The scientists found a single crystal of a new phosphate mineral that they have named Changesite-(Y) while analyzing particles of lunar basalt, or hardened fragments of lava, The Global Times, a state-run newspaper and website, reported.
The discovery was announced last Friday and was connected to Chang’e-5, a mission that has succeeded in retrieving lunar samples as part of more ambitious plans for space exploration by China. In December 2020, it became the first country in about four decades to bring back lunar rocks and soil, amassing several pounds of samples, experts said.
The Commission on New Minerals, Nomenclature and Classification, a body of the International Mineralogical Association that reviews the introduction of minerals and their naming, confirmed Changesite-(Y) as a new mineral, according to the China National Space Administration.
Lunar samples are the “coin of the realm” for understanding planetary evolution, said James Head, a professor of geological sciences at Brown University.

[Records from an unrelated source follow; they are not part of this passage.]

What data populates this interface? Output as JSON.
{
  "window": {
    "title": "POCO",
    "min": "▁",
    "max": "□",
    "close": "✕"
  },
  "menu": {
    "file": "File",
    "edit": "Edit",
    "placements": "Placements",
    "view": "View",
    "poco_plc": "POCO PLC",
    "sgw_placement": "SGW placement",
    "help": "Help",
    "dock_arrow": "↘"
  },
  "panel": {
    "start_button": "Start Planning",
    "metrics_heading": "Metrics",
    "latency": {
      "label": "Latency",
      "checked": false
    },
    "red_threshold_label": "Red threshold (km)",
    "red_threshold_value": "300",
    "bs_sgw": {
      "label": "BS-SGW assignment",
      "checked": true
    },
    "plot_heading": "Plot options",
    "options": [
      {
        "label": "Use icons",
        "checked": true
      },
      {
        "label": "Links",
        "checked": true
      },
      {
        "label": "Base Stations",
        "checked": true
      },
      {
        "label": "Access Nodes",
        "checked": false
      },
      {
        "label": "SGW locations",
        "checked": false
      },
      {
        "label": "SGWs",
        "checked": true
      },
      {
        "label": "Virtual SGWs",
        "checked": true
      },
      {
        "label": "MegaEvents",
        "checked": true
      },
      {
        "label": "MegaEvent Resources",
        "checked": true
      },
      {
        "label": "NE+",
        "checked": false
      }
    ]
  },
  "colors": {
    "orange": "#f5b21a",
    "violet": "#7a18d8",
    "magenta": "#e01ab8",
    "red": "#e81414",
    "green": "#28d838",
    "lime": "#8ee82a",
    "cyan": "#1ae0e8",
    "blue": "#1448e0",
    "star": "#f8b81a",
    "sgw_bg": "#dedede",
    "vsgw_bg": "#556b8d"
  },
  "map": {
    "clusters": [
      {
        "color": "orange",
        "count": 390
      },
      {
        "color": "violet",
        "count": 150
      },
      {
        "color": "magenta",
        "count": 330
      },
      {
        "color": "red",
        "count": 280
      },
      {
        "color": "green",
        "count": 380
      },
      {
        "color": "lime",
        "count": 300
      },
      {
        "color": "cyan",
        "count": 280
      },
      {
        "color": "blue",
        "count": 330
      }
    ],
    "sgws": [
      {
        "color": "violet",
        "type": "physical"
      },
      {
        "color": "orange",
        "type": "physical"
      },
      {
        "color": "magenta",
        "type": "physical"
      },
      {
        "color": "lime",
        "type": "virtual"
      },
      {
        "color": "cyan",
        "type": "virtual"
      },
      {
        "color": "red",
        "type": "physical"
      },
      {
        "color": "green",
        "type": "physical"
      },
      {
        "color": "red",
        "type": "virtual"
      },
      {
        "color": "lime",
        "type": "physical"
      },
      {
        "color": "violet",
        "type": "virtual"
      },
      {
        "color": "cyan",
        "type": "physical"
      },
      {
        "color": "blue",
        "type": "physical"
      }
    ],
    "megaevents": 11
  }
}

The analysis of samples that had been collected by NASA decades ago, during the era of the Apollo moon landings and then the Luna robotic landers of the Soviet Union, has helped scientists better understand what formed the moon.
Scientists say that those findings, along with the results of recent computer modeling, support a theory that the moon was created out of the debris left from a collision between Earth and a Mars-size planetary body.
Across the six Apollo missions, conducted between 1969 and 1972, NASA amassed 2,200 samples, or 382 kilograms of “lunar rocks, core samples, pebbles, sand and dust from the lunar surface,” the agency said. NASA continues to study samples from the Apollo missions and recently unsealed one of its remaining samples in preparation for the Artemis missions to the moon, the agency said in a March news release.
New samples, gathered from different locations on the moon, will expand the existing knowledge of the planet’s “volatile reservoirs and geologic evolution,” NASA said in a statement.
To date, most sampling has targeted the central part of the near side of the moon, the hemisphere that faces Earth, Professor Head said.
New minerals discovered on the moon are not abundant, said Clive Neal, a professor of planetary geology at the University of Notre Dame. The first was armalcolite, found during the Apollo 11 mission; the term is a portmanteau referring to the mission’s three astronauts.
Upcoming expeditions, which include efforts by both China and the United States, are targeting unexplored territory on the moon. Samples from “other geologically interesting sites,” especially from younger terrain on the planet, could help broaden scientists’ understanding of how the moon evolved, Professor Neal said.
“The moon is still revealing some interesting secrets,” he added.